While finding out how students feel is the focus of the current or upcoming session, all eyes are on the traditional return in September.
"This is not going to be a routine opening, this is going to be a comeback, and we have to be really thoughtful about what our students come back into," said NYC Schools Chancellor Meisha Ross Porter, "We should not be about how we reopen what we had, we should be thinking about how we reopen moving forward."
Experts say grade school kids, those transitioning to middle school or into high school have had a tough time the last year. Efforts are underway to make sure kids are ready for the fall.
"So if they're in the third grade, we're going to give them a third grade assessment and see where they are, see where the shortcomings are, and then we're planning a summer program," said Superintendent Schafer.

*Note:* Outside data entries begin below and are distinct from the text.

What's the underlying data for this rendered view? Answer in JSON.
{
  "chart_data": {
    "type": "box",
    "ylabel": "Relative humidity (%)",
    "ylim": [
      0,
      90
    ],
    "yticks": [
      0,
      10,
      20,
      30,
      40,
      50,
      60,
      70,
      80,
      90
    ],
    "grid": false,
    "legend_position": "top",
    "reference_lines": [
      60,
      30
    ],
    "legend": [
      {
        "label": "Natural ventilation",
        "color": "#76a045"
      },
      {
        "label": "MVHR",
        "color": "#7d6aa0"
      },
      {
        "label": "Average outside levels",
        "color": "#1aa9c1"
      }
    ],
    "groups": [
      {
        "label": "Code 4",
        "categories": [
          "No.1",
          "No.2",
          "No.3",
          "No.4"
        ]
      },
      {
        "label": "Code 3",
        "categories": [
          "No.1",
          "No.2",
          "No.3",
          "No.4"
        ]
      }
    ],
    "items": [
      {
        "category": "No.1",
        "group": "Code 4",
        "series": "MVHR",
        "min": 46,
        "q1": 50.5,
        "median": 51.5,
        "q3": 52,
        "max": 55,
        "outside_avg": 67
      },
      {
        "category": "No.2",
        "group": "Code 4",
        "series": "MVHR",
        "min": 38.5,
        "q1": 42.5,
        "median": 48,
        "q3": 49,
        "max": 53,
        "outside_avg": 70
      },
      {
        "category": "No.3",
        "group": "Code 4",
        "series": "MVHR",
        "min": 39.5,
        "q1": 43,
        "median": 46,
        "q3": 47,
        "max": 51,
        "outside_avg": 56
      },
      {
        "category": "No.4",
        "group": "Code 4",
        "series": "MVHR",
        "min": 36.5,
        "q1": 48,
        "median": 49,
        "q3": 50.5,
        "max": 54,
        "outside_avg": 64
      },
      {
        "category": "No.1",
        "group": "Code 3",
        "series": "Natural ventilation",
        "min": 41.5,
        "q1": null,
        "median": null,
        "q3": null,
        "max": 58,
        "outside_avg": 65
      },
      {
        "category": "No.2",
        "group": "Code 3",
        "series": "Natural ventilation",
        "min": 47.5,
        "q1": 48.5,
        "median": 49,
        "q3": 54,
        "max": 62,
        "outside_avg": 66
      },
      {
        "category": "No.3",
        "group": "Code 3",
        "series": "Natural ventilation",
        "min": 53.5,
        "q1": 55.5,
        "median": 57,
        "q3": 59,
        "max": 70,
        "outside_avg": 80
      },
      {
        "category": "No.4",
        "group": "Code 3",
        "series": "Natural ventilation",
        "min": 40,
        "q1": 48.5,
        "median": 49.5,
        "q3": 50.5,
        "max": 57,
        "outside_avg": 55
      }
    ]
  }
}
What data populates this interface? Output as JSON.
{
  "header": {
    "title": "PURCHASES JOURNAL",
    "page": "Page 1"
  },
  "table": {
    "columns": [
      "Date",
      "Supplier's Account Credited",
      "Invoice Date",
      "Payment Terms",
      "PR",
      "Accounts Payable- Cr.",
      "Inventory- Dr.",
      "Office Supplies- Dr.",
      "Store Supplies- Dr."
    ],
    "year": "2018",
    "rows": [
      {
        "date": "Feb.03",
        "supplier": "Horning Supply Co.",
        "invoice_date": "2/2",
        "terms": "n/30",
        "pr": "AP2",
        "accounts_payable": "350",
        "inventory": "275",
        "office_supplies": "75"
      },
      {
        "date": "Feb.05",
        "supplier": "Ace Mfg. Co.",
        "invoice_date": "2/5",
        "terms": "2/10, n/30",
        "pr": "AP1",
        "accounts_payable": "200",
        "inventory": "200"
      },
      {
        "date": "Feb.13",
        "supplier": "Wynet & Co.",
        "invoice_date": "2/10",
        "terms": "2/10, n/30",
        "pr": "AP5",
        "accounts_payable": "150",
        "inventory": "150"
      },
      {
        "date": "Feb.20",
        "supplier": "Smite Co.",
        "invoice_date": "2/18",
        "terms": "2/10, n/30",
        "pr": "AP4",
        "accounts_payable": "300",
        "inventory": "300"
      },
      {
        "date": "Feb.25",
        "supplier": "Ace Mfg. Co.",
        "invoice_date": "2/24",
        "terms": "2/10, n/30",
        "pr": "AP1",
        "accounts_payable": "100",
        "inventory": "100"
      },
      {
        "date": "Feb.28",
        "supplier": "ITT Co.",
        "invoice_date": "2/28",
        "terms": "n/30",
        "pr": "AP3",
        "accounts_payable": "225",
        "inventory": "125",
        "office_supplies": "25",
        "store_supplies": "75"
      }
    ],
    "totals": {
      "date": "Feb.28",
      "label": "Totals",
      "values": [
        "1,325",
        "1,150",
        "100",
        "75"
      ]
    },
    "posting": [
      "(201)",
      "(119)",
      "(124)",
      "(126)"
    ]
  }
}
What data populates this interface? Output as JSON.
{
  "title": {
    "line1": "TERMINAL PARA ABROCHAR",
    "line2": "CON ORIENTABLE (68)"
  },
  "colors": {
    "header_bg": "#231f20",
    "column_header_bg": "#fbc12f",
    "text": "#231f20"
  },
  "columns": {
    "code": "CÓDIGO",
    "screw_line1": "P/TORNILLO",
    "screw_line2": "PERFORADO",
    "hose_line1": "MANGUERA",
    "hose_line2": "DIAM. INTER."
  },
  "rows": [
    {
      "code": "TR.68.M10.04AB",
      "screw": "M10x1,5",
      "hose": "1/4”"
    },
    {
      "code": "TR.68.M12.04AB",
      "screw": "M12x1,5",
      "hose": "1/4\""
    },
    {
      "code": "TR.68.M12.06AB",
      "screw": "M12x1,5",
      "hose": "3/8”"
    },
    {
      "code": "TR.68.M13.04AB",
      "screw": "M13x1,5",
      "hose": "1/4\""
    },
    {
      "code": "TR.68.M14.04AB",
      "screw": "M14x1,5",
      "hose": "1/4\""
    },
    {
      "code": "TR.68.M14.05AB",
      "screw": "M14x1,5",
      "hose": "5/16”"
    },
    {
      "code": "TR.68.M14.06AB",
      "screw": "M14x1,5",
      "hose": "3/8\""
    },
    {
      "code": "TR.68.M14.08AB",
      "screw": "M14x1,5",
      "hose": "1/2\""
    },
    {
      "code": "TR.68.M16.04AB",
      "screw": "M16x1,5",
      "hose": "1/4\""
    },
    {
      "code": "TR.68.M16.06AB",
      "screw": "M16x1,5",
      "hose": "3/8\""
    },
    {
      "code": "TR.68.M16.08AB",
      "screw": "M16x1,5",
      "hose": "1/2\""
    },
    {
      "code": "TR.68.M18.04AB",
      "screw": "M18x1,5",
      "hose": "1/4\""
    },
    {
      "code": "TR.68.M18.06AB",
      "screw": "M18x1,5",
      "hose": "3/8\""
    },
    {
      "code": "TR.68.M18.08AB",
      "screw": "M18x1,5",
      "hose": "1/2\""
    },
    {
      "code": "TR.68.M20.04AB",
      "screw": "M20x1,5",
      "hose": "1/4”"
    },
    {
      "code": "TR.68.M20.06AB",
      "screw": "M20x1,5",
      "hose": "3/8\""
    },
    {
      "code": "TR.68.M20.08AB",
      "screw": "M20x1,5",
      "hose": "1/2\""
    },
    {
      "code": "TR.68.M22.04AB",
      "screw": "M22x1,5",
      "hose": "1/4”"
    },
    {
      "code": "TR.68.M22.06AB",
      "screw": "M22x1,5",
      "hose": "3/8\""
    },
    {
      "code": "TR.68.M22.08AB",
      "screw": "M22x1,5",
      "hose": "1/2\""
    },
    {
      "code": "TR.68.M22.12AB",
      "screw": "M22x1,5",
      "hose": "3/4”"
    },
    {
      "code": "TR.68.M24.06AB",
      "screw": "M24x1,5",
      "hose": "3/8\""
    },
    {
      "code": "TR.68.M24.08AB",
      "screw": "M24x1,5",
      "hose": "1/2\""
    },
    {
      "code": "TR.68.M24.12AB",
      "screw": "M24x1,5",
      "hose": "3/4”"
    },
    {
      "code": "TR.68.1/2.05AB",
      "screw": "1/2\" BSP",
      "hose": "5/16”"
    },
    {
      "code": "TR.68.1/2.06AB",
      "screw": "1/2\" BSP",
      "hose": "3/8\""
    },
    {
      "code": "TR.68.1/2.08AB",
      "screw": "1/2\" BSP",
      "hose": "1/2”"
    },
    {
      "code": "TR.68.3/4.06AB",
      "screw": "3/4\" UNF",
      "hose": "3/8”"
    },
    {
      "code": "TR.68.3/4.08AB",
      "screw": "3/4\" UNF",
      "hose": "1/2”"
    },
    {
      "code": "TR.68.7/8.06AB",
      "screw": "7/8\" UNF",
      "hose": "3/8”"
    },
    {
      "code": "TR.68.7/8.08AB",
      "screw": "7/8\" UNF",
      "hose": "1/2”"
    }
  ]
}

There will also be after school and Saturday enrichment in Paterson, but assessments show math is a subject where many kids have struggled. So much of the past year exposed the digital divide, a gulf between the have and have nots.
"The end result of COVID and the lost year of learning is that you'll have huge gaps, and they're going to impact students for the next 5-10 years of their school career, which is really unfortunate," said Jersey City mayor Steven Fulop.
There is a monumental task ahead calling for innovation, maybe adjusting the school calendar and some give and take. While parents want their kids to get back to learning, the kids themselves need more, meaning everyone will have to meet the students where they are after so much dramatic change.
"We need to give kids the space to re-learn how to be in school. We need to give kids the space to talk, befriend and form relationships again," said Newark Trust for Education Executive Director Ron Chalvisan.
A positive note is that the year of computer learning did prepare students for the future.